The numbers of heat-related deaths have grown in Arizona in tandem with more summer temperature extremes in the past decade. (Adobe Stock)
The numbers of heat-related deaths have grown in Arizona in tandem with more summer temperature extremes in the past decade. (Adobe Stock)
August 7, 2019

PHOENIX - The rising number of annual heat-related deaths in Arizona is approaching those from such disasters as floods, earthquakes and hurricanes in other states, according to public-health officials.

With high temperatures between 110 and 115 degrees on many summer days, fatalities and serious injuries - particularly among the vulnerable homeless, low-income and senior populations - are hitting record levels across the state.

Dr. Rebecca Sunenshine, medical director of the Maricopa County Public Health Department's disease-control division, which encompasses the metro Phoenix area, said the number of heat-related deaths has grown in the past decade.

"We are seeing a remarkable number of individuals who are dying from heat-related causes this year," she said. "We're already at 12 confirmed, and we have 82 individuals under investigation for heat-related deaths. At this time last year, we had seven, with 69 under investigation."

In Arizona, heat-related deaths grew from 200 in 2008 to almost 400 by 2018. Sunenshine said those numbers may be low, since it can take weeks or months for coroners to determine if a person's death is attributable to heat. Average highs between June and September are around 106 degrees, but the number of extreme days - 110 or higher - grew from just a few in in 2008 to almost 30 last year.

Weather officials issue extreme heat alerts when forecasts call for temperatures of 110 or higher. Sunenshine said it's particularly dangerous on those days for some groups.

"People who have chronic medical conditions or especially seniors," she said. "We want to check on our neighbors, make sure that their air conditioning is functioning. Sadly, about a quarter of our heat-related deaths occur indoors, and that most often affects the elderly."
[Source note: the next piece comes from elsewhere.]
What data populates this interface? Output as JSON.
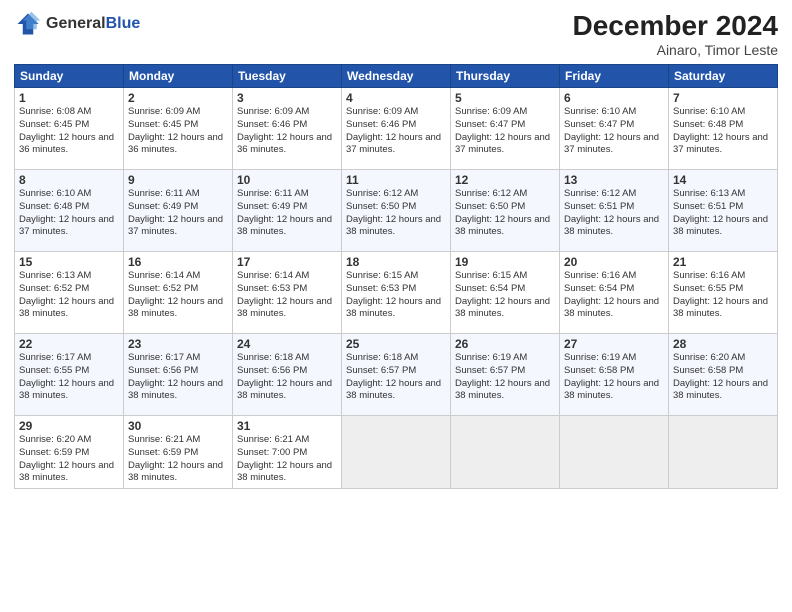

She added that cities such as Phoenix and Tucson experience the so-called "heat island" effect.

"The less green trees and grass and shade that you have in the area, the hotter the area will be and the more heat that is retained overnight," she said, "and it's that lack of cooling off during the nighttime that can really wear on people."

She said climate change appears to be driving the record number of extreme heat days.

Information on heat deaths is online at azdhs.gov.